ADR-002: Multi-Strategy Frame Sampling Approach
Date: 2026-01-19
Status: Accepted
Decision Makers: System Architect, ML Engineer
Related: ADR-001 (Vision Model Choice)
Context
Video analysis requires extracting representative frames for vision model processing. Key challenges:
- Cost Constraint: Each frame costs $0.004-$0.008 (API fees)

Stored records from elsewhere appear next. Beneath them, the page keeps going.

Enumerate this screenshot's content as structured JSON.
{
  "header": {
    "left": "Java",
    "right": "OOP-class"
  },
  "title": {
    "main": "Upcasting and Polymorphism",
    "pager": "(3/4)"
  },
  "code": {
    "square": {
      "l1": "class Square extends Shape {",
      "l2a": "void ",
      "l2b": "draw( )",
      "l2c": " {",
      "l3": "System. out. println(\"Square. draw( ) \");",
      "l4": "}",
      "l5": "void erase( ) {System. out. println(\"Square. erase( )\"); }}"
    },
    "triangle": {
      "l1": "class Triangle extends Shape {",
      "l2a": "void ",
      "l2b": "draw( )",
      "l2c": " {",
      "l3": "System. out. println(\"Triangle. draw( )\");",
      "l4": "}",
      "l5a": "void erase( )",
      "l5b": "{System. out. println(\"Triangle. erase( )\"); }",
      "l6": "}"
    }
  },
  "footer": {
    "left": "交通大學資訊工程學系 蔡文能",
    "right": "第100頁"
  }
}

- Redundancy Problem: Adjacent frames in video are highly similar
- Content Diversity: Educational videos have slides, diagrams, scenes, transitions
- Completeness: Must capture all important visual information
- Processing Time: More frames = longer processing
Problem Statement
Given a 60-minute educational video at 30fps (108,000 frames):
- Naive sampling (1 fps) → 3,600 frames → $14.40 → unacceptable cost
- Fixed interval (5s) → 720 frames → $2.88 → still too high
- Need: Extract 100-200 frames that capture all significant content
Decision Drivers
- Capture Slide Content: Educational videos have static slides for 5-30 seconds
- Detect Transitions: Scene changes indicate new content
- Minimize Redundancy: Adjacent frames with <5% difference are redundant
- Maximize Information Density: Prioritize frames with text/diagrams
- Cost Efficiency: Target 120-180 frames per hour of video
Options Considered
Option 1: Fixed-Interval Sampling
Approach: Extract every N seconds
frames_per_video = duration_seconds / interval_seconds
# 60-min video, 5s interval → 720 frames
Pros:
- Simple to implement
- Predictable frame count
- Uniform temporal coverage
Cons:
- High redundancy: Samples many similar frames during static slides
- Misses transitions: May skip important scene changes
- Wasteful: Processes many low-information frames
- Cost: 720 frames × $0.004 = $2.88 per video
Verdict: ❌ Too expensive and redundant
Option 2: Scene Change Detection Only
Approach: Extract frames only at detected scene transitions
# FFmpeg select filter
scene_threshold = 0.4
# Typical educational video: 30-80 scene changes
Pros:
- Low redundancy: Only captures transitions
- Cost-efficient: 50-80 frames per video
- Fast: FFmpeg implements efficiently
- Good for dynamic content: Captures all scene changes
Cons:
- Misses slide content: Static slides may have no scene changes
- Under-samples presentations: Educational videos have long static periods
- Incomplete: May miss important textual content
Verdict: ❌ Insufficient for educational content
Option 3: Content-Aware Sampling (Slide Detection)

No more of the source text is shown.